My face flamed, and my stomach contracted into a tight little ball. Okay, so I didn’t have a great computer at home. That was why I spent most of my after-school time here, in the lab, doing homework or just surfing online. In fact, I was hoping to make it into ITT Tech in a couple of years. Programming and Web design came easily to me. I knew how to work a computer, dammit.

But, in the face of Scott’s criticism, I could only stammer: “Y-yes, I do. I mean, I know a lot.” He gave me a dubious look, and I felt the sting of wounded pride. I had to prove to him that I wasn’t the backward hillbilly he thought I was. “Here, I’ll show you,” I offered, and reached toward the keyboard on the table.

Then something weird happened.

I hadn’t even touched the keys when the computer screen blipped on. When I paused, my fingers hovering over the board, words began to scroll across the blue screen.

Meghan Chase. We see you. We’re coming for you.

I froze. The words continued, those three sentences, over and over. Meghan Chase. We see you. We’re coming for you. Meghan Chase we see you we’re coming for you. Meghan Chase we see you we’re coming for you… over and over until it completely filled the screen.

Scott leaned back in his seat, glaring at me, then at the computer. “What is this?” he asked, scowling. “What the hell are you doing, freak?” Pushing him aside, I shook the mouse, punched Escape, and pressed Ctrl/Alt/Del to stop the endless string of words.

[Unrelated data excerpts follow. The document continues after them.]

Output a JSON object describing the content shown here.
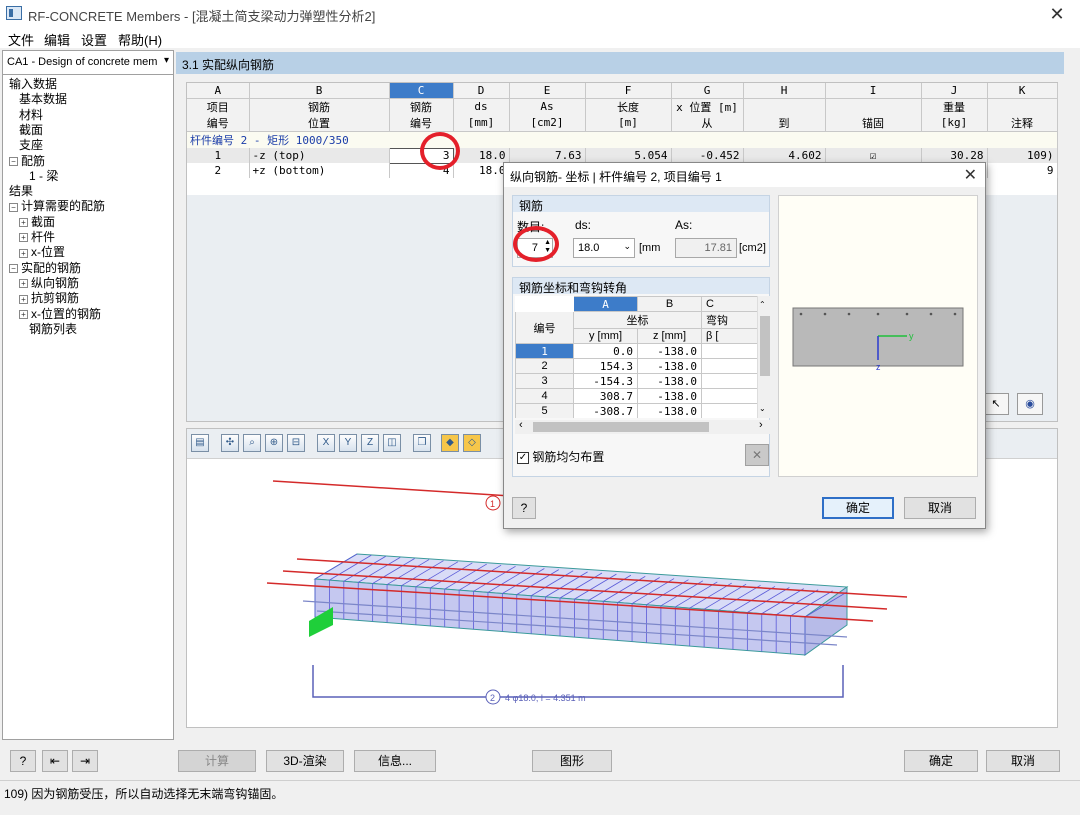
{
  "window": {
    "title": "RF-CONCRETE Members - [混凝土简支梁动力弹塑性分析2]",
    "close_glyph": "✕"
  },
  "menu": [
    "文件",
    "编辑",
    "设置",
    "帮助(H)"
  ],
  "left": {
    "case_select": "CA1 - Design of concrete mem",
    "tree": [
      {
        "label": "输入数据",
        "level": 0,
        "pm": ""
      },
      {
        "label": "基本数据",
        "level": 1,
        "pm": ""
      },
      {
        "label": "材料",
        "level": 1,
        "pm": ""
      },
      {
        "label": "截面",
        "level": 1,
        "pm": ""
      },
      {
        "label": "支座",
        "level": 1,
        "pm": ""
      },
      {
        "label": "配筋",
        "level": 0,
        "pm": "-"
      },
      {
        "label": "1 - 梁",
        "level": 2,
        "pm": ""
      },
      {
        "label": "结果",
        "level": 0,
        "pm": ""
      },
      {
        "label": "计算需要的配筋",
        "level": 0,
        "pm": "-"
      },
      {
        "label": "截面",
        "level": 1,
        "pm": "+"
      },
      {
        "label": "杆件",
        "level": 1,
        "pm": "+"
      },
      {
        "label": "x-位置",
        "level": 1,
        "pm": "+"
      },
      {
        "label": "实配的钢筋",
        "level": 0,
        "pm": "-"
      },
      {
        "label": "纵向钢筋",
        "level": 1,
        "pm": "+"
      },
      {
        "label": "抗剪钢筋",
        "level": 1,
        "pm": "+"
      },
      {
        "label": "x-位置的钢筋",
        "level": 1,
        "pm": "+"
      },
      {
        "label": "钢筋列表",
        "level": 2,
        "pm": ""
      }
    ]
  },
  "section_title": "3.1 实配纵向钢筋",
  "table": {
    "col_letters": [
      "A",
      "B",
      "C",
      "D",
      "E",
      "F",
      "G",
      "H",
      "I",
      "J",
      "K"
    ],
    "h1": [
      "项目",
      "钢筋",
      "钢筋",
      "ds",
      "As",
      "长度",
      "x 位置 [m]",
      "",
      "",
      "重量",
      ""
    ],
    "h2": [
      "编号",
      "位置",
      "编号",
      "[mm]",
      "[cm2]",
      "[m]",
      "从",
      "到",
      "锚固",
      "[kg]",
      "注释"
    ],
    "member_row": "杆件编号 2  -  矩形 1000/350",
    "rows": [
      [
        "1",
        "-z (top)",
        "3",
        "18.0",
        "7.63",
        "5.054",
        "-0.452",
        "4.602",
        "☑",
        "30.28",
        "109)"
      ],
      [
        "2",
        "+z (bottom)",
        "4",
        "18.0",
        "",
        "",
        "",
        "",
        "",
        "",
        "9"
      ]
    ],
    "row1_button": "."
  },
  "dialog": {
    "title": "纵向钢筋- 坐标 | 杆件编号 2, 项目编号 1",
    "group1": "钢筋",
    "count_label": "数目:",
    "count_value": "7",
    "ds_label": "ds:",
    "ds_value": "18.0",
    "ds_unit": "[mm",
    "as_label": "As:",
    "as_value": "17.81",
    "as_unit": "[cm2]",
    "group2": "钢筋坐标和弯钩转角",
    "col_letters": [
      "A",
      "B",
      "C"
    ],
    "h1": [
      "坐标",
      "弯钩"
    ],
    "h2": [
      "编号",
      "y [mm]",
      "z [mm]",
      "β ["
    ],
    "rows": [
      [
        "1",
        "0.0",
        "-138.0"
      ],
      [
        "2",
        "154.3",
        "-138.0"
      ],
      [
        "3",
        "-154.3",
        "-138.0"
      ],
      [
        "4",
        "308.7",
        "-138.0"
      ],
      [
        "5",
        "-308.7",
        "-138.0"
      ]
    ],
    "even_label": "钢筋均匀布置",
    "ok": "确定",
    "cancel": "取消",
    "axis_y": "y",
    "axis_z": "z"
  },
  "view": {
    "label1": "1",
    "label2": "2",
    "dim_text": "4 φ18.0, l = 4.351 m"
  },
  "bottom": {
    "calc": "计算",
    "render": "3D-渲染",
    "info": "信息...",
    "graphic": "图形",
    "ok": "确定",
    "cancel": "取消"
  },
  "status": "109) 因为钢筋受压，所以自动选择无末端弯钩锚固。",
  "colors": {
    "accent": "#3d7cc9",
    "header": "#b8d0e6",
    "highlight_circle": "#e4202a"
  }
}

Nothing worked.

Suddenly, without warning, the words stopped, and the screen went blank for a moment. Then, in giant letters, another message flashed into view.

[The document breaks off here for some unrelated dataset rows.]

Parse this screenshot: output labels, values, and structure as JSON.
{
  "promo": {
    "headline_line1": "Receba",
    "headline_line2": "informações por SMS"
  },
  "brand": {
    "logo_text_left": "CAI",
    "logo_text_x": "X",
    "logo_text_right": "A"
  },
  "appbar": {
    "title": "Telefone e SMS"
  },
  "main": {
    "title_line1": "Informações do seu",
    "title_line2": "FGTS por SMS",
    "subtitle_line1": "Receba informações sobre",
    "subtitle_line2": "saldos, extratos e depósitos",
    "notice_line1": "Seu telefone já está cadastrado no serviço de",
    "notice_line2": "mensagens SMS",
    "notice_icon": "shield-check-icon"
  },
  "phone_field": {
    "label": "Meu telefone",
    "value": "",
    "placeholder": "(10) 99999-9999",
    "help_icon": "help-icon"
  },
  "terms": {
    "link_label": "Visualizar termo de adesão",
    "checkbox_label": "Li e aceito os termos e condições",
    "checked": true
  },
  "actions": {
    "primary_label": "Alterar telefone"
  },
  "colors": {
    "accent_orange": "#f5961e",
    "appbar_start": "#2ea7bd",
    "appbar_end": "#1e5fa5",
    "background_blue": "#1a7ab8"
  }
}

I gasped. The message began to scroll across all the computer screens, wending its way around the room, with me powerless to stop it. The other students at the desks paused, shocked for a moment, then began to point and laugh.

I could feel Scott’s gaze like a knife in my back. Fearfully, I turned to find him glaring at me, chest heaving. His face was crimson, probably from rage or embarrassment, and he jabbed a finger in my direction.

“You think that’s funny, swamp girl? Do you? Just wait. I’ll show you funny. You just dug your own grave, bitch.”

He stormed out of the room with the echo of laughter trailing behind him. A few of the students gave me grins, applause, and thumbs-up; one of them even winked at me.

My knees were shaking. I dropped into a chair and stared blankly at the computer screen, which suddenly flicked off, taking the offensive message with it, but the damage was already done. My stomach roiled, and there was a stinging sensation behind my eyes.

I buried my face in my hands. I’m dead. I’m so dead. That’s it, game over, Meghan. I wonder if Mom will let me move to a boarding school in Canada?

A faint snicker cut through my bleak thoughts, and I raised my head.

Crouched atop the monitor, silhouetted black against the open window, was a tiny, misshapen thing. Spindly and emaciated, it had long, thin arms and huge batlike ears. Slitted green eyes regarded me across the table, gleaming with intelligence. It grinned, showing off a mouthful of pointed teeth that glowed with neon-blue light, before it vanished, like an image on the computer screen.

I sat there a moment, staring at the spot where the creature had been, my mind spinning in a dozen directions at once. Okay. Great. Not only does Scott hate me, I’m starting to hallucinate, as well. Meghan Chase, victim of a nervous breakdown the day before she turned sixteen. Just send me off to the loony bin, ’cause I sure won’t survive another day at school.